伊坪先生:Resonac Pride製品・サービスでうまく差別化を行う。この取り組みは、外部に向けての情報発信という面でも利点はあるが、特に社内においては目標設定を共有し、達成に向けて一緒に進めていこうとのアピールとなり、価値のあること。
──日本はEUなどに比べ、環境付加価値が認められにくい市場だと感じ悩ましい。アドバイスをいただきたい。
長谷川先生:グリーン化が進むとインフレが起こる。機能と品質が同じであれば、価格が安い方が優先されるのは当然である。機能、品質、価格を訴求するのではなく、価値観をどう伝えるかがテーマになると考える。
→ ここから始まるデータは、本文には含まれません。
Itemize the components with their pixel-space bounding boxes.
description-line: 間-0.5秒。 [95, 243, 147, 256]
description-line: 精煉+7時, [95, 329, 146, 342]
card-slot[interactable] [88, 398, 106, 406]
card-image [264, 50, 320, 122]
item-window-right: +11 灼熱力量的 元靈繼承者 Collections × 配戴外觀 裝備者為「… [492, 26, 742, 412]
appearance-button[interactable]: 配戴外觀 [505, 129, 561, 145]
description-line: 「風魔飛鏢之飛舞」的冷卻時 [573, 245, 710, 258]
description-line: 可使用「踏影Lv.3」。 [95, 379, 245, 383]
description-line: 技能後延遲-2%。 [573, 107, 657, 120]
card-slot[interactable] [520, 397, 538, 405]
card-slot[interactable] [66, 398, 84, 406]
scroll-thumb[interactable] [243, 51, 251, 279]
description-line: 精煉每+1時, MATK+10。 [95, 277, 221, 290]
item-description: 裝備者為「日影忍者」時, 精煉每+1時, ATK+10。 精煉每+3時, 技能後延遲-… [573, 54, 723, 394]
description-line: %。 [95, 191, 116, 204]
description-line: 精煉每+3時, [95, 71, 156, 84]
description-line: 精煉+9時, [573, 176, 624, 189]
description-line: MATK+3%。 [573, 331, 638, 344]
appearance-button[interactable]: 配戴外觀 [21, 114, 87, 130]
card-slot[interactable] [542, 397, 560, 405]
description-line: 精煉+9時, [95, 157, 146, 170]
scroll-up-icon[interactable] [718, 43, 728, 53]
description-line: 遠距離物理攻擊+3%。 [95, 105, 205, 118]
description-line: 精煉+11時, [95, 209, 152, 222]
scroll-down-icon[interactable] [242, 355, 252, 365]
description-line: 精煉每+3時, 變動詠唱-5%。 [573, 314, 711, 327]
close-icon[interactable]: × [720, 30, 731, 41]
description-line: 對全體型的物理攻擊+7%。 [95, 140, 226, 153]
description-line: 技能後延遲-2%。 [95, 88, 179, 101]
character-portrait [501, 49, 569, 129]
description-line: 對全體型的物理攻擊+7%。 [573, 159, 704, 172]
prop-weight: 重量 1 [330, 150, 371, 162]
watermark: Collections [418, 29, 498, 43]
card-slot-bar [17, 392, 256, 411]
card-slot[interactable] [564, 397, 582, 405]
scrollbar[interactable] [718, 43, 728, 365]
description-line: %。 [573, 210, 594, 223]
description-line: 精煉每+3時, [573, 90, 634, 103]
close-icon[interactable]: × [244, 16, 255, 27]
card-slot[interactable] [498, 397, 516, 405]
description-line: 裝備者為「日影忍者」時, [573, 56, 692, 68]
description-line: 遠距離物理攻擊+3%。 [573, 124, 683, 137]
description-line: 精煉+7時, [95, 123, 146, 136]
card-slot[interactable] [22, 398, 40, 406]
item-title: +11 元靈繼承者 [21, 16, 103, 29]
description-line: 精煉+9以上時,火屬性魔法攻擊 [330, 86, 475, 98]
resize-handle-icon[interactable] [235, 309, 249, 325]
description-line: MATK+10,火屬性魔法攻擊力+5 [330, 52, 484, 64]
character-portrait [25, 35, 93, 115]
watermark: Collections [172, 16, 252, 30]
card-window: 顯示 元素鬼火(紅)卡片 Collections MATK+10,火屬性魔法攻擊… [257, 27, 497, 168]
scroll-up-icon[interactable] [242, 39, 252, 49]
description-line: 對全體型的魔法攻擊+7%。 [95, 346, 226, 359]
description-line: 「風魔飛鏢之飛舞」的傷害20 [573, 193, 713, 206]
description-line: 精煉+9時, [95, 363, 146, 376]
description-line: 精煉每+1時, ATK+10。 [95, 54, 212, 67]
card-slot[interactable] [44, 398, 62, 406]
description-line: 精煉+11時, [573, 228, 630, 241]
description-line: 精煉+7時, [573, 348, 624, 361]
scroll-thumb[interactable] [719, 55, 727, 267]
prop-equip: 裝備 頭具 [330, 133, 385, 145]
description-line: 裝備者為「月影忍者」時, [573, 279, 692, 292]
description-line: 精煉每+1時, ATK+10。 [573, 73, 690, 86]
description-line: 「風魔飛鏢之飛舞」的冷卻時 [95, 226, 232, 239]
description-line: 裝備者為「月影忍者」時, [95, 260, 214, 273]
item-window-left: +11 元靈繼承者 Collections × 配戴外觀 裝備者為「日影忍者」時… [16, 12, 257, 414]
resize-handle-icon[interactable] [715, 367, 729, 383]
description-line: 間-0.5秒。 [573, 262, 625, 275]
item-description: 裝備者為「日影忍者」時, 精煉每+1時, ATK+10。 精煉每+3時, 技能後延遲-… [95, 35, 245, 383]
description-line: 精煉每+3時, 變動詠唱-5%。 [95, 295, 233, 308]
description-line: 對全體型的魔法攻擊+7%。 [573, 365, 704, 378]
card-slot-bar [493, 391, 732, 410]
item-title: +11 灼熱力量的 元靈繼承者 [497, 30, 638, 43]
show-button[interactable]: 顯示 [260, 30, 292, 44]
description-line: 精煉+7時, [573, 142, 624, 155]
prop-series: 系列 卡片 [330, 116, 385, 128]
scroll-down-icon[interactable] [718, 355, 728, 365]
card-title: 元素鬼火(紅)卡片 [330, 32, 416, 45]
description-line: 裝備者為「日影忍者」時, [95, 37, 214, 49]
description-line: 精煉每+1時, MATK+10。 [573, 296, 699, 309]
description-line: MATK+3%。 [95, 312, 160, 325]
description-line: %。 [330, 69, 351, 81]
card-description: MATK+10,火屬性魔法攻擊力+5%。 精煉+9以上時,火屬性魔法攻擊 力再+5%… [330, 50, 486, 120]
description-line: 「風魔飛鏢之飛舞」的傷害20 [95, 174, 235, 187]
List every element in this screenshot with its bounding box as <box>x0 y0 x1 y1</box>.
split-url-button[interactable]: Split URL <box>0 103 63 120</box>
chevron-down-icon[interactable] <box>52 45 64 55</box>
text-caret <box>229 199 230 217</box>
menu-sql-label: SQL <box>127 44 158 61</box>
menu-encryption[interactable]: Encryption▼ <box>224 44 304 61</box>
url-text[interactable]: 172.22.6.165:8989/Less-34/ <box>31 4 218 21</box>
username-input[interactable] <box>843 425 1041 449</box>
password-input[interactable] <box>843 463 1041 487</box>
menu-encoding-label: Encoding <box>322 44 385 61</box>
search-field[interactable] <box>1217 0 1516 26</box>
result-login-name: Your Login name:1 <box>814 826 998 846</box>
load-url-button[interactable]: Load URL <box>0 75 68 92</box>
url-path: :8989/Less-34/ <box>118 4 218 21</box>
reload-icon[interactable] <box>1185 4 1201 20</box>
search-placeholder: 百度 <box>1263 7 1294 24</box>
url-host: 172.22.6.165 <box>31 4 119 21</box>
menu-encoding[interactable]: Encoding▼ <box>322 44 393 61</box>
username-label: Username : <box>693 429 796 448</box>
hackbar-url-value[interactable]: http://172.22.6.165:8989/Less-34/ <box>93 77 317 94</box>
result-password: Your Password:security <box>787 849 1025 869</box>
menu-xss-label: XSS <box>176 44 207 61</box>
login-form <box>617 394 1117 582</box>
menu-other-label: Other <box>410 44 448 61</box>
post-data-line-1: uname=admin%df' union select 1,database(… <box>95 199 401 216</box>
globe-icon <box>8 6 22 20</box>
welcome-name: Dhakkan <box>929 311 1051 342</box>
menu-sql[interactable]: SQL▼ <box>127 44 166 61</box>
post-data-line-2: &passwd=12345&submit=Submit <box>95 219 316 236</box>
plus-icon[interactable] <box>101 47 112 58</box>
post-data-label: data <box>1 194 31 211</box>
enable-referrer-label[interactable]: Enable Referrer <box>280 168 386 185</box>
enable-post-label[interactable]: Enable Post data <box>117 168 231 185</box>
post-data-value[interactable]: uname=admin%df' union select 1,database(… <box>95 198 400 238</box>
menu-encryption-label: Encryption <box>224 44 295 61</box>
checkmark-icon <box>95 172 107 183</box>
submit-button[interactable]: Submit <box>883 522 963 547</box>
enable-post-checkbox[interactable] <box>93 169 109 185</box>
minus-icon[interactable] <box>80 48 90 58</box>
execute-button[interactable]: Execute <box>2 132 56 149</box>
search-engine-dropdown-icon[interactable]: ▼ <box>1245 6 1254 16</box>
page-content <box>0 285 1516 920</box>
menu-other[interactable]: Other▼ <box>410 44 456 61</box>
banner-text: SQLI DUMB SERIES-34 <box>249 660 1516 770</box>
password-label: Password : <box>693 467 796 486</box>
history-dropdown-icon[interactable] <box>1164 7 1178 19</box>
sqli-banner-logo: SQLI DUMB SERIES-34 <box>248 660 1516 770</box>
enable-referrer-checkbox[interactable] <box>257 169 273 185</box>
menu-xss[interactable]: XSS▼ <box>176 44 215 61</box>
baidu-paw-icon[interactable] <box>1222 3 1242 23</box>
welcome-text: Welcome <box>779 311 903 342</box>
伊坪先生:EUは政策主導、日本は技術で世の中をどう変えていくかということで、背景が違う。CSRDや、欧州電池規則を逆手に取って、規制にマッチしながら対応する技術を開発し、リードしていくことが日本には求められていると思う。
──株価を決めている投資家が、長谷川先生の視点を最優先するようにならないと、企業がサステナビリティを進めていくのは難しいのではないか。
長谷川先生:単年度のパフォーマンスで評価するという仕組みを変えていく必要があるのは確かであるが、これからは、企業の5年後に共感してくれる投資家、機関投資家を企業が選んでいけばよいとも考える。

パネルディスカッションの様子
参加従業員の声
- 財務に「非財務」の要素を入れていくという考え方は納得するものだった。非財務がどのように企業価値を高め、最終的にステークホルダーに納得してもらえるかを考え直すきっかけとなった。
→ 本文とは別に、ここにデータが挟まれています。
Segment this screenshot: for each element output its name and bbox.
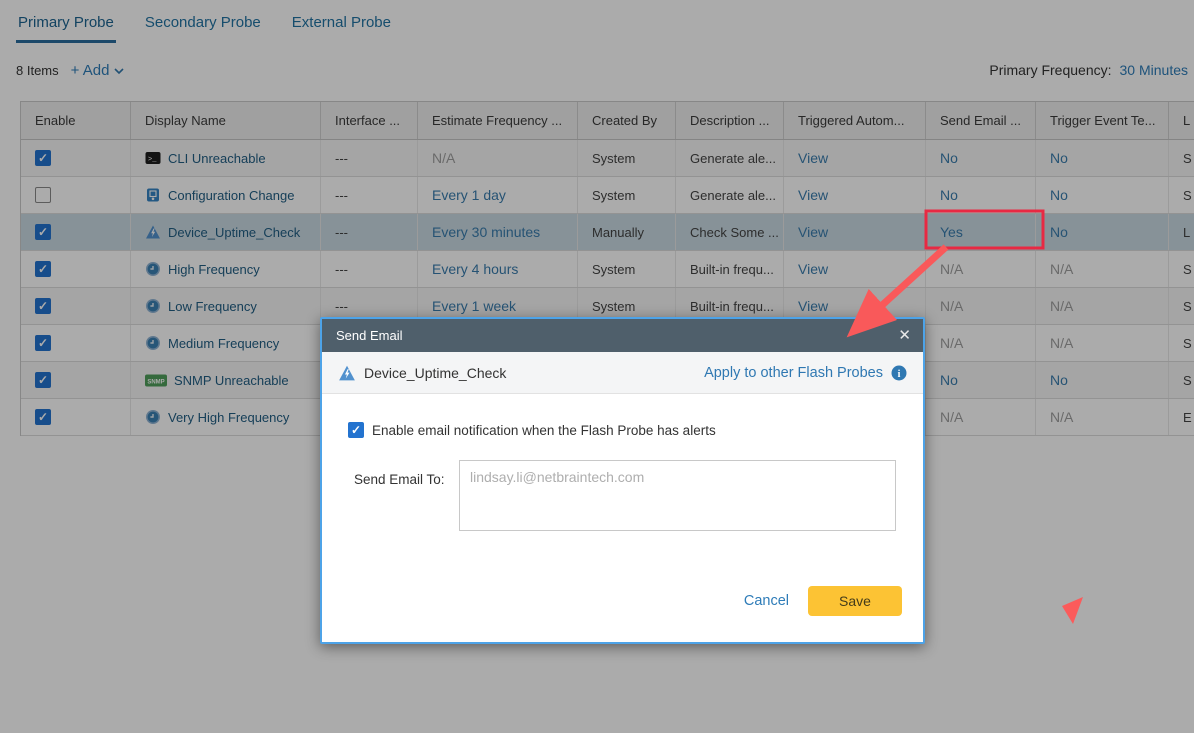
send-email-to-label: Send Email To: [354, 472, 445, 487]
send-email-to-input[interactable] [459, 460, 896, 531]
save-button[interactable]: Save [808, 586, 902, 616]
apply-to-other-probes-link[interactable]: Apply to other Flash Probes [704, 365, 883, 381]
dialog-title: Send Email [336, 328, 402, 343]
svg-text:i: i [898, 369, 901, 380]
enable-notification-row: Enable email notification when the Flash… [348, 422, 716, 438]
dialog-probe-row: Device_Uptime_Check Apply to other Flash… [322, 352, 923, 394]
enable-notification-checkbox[interactable] [348, 422, 364, 438]
close-icon[interactable]: ✕ [898, 328, 911, 343]
dialog-probe-name: Device_Uptime_Check [364, 365, 506, 381]
send-email-dialog: Send Email ✕ Device_Uptime_Check Apply t… [320, 317, 925, 644]
dialog-header: Send Email ✕ [322, 319, 923, 352]
cancel-button[interactable]: Cancel [744, 593, 789, 609]
flash-probe-icon [338, 364, 356, 382]
enable-notification-label: Enable email notification when the Flash… [372, 423, 716, 438]
info-icon[interactable]: i [891, 365, 907, 381]
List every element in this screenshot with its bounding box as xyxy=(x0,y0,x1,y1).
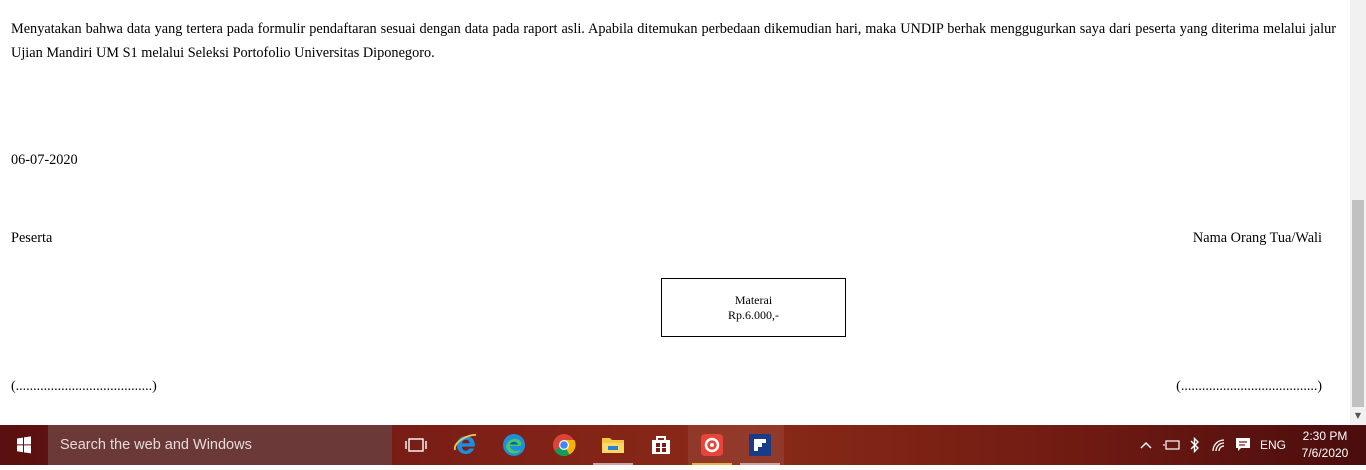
bluetooth-icon xyxy=(1190,437,1199,453)
chrome-button[interactable] xyxy=(540,425,588,465)
clock-date: 7/6/2020 xyxy=(1301,446,1349,460)
clock[interactable]: 2:30 PM 7/6/2020 xyxy=(1292,428,1358,462)
participant-label: Peserta xyxy=(11,230,53,246)
stamp-box: Materai Rp.6.000,- xyxy=(661,278,846,337)
edge-icon xyxy=(503,434,525,456)
task-view-icon xyxy=(405,438,427,452)
guardian-label: Nama Orang Tua/Wali xyxy=(1192,230,1322,246)
edge-button[interactable] xyxy=(490,425,538,465)
action-center-button[interactable] xyxy=(1232,425,1254,465)
battery-icon xyxy=(1163,440,1180,450)
scroll-thumb[interactable] xyxy=(1352,200,1364,407)
vertical-scrollbar[interactable]: ▼ xyxy=(1350,0,1366,425)
document-date: 06-07-2020 xyxy=(11,152,78,168)
notification-icon xyxy=(1236,438,1250,451)
chrome-icon xyxy=(553,434,576,456)
language-indicator[interactable]: ENG xyxy=(1256,425,1290,465)
show-hidden-icons-button[interactable] xyxy=(1136,425,1156,465)
battery-button[interactable] xyxy=(1160,425,1184,465)
flipboard-button[interactable] xyxy=(736,425,784,465)
flipboard-icon xyxy=(749,434,771,456)
chevron-up-icon xyxy=(1140,441,1152,449)
wifi-button[interactable] xyxy=(1208,425,1230,465)
scroll-down-button[interactable]: ▼ xyxy=(1350,409,1366,423)
task-view-button[interactable] xyxy=(392,425,440,465)
taskbar: Search the web and Windows ENG 2:30 PM 7… xyxy=(0,425,1366,465)
store-bag-icon xyxy=(652,436,670,454)
document-page: Menyatakan bahwa data yang tertera pada … xyxy=(0,0,1350,425)
folder-icon xyxy=(602,438,624,453)
stamp-value: Rp.6.000,- xyxy=(728,308,779,322)
scroll-up-button[interactable] xyxy=(1350,0,1366,14)
participant-signature-line: (.......................................… xyxy=(11,379,157,394)
snagit-icon xyxy=(701,434,723,456)
guardian-signature-line: (.......................................… xyxy=(1176,379,1322,394)
clock-time: 2:30 PM xyxy=(1302,429,1348,443)
snagit-button[interactable] xyxy=(688,425,736,465)
bluetooth-button[interactable] xyxy=(1186,425,1204,465)
stamp-title: Materai xyxy=(734,293,773,307)
search-box[interactable]: Search the web and Windows xyxy=(48,425,392,465)
internet-explorer-icon xyxy=(454,434,477,454)
wifi-icon xyxy=(1212,439,1225,452)
internet-explorer-button[interactable] xyxy=(442,425,490,465)
statement-paragraph: Menyatakan bahwa data yang tertera pada … xyxy=(11,21,1336,61)
file-explorer-button[interactable] xyxy=(589,425,637,465)
store-button[interactable] xyxy=(637,425,685,465)
start-button[interactable] xyxy=(0,425,48,465)
windows-logo-icon xyxy=(17,436,31,454)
- 経営者は、短期の経営に責任もつだけでなく、将来の経営に責任もってこそ経営者だとの、先生のお言葉は印象的。
- 環境配慮型の製品でも、全体のバリューチェーン、サプライチェーンを確認しないと、LCAの負荷が増加する場合があることなどの学びがあった。
- 経営数値に反映させる(そのように説得力を持たせる)ことの重要性を理解できた。
- 企業価値の点で社会が求めているサステナビリティのポイントと当社の現状を理解できた。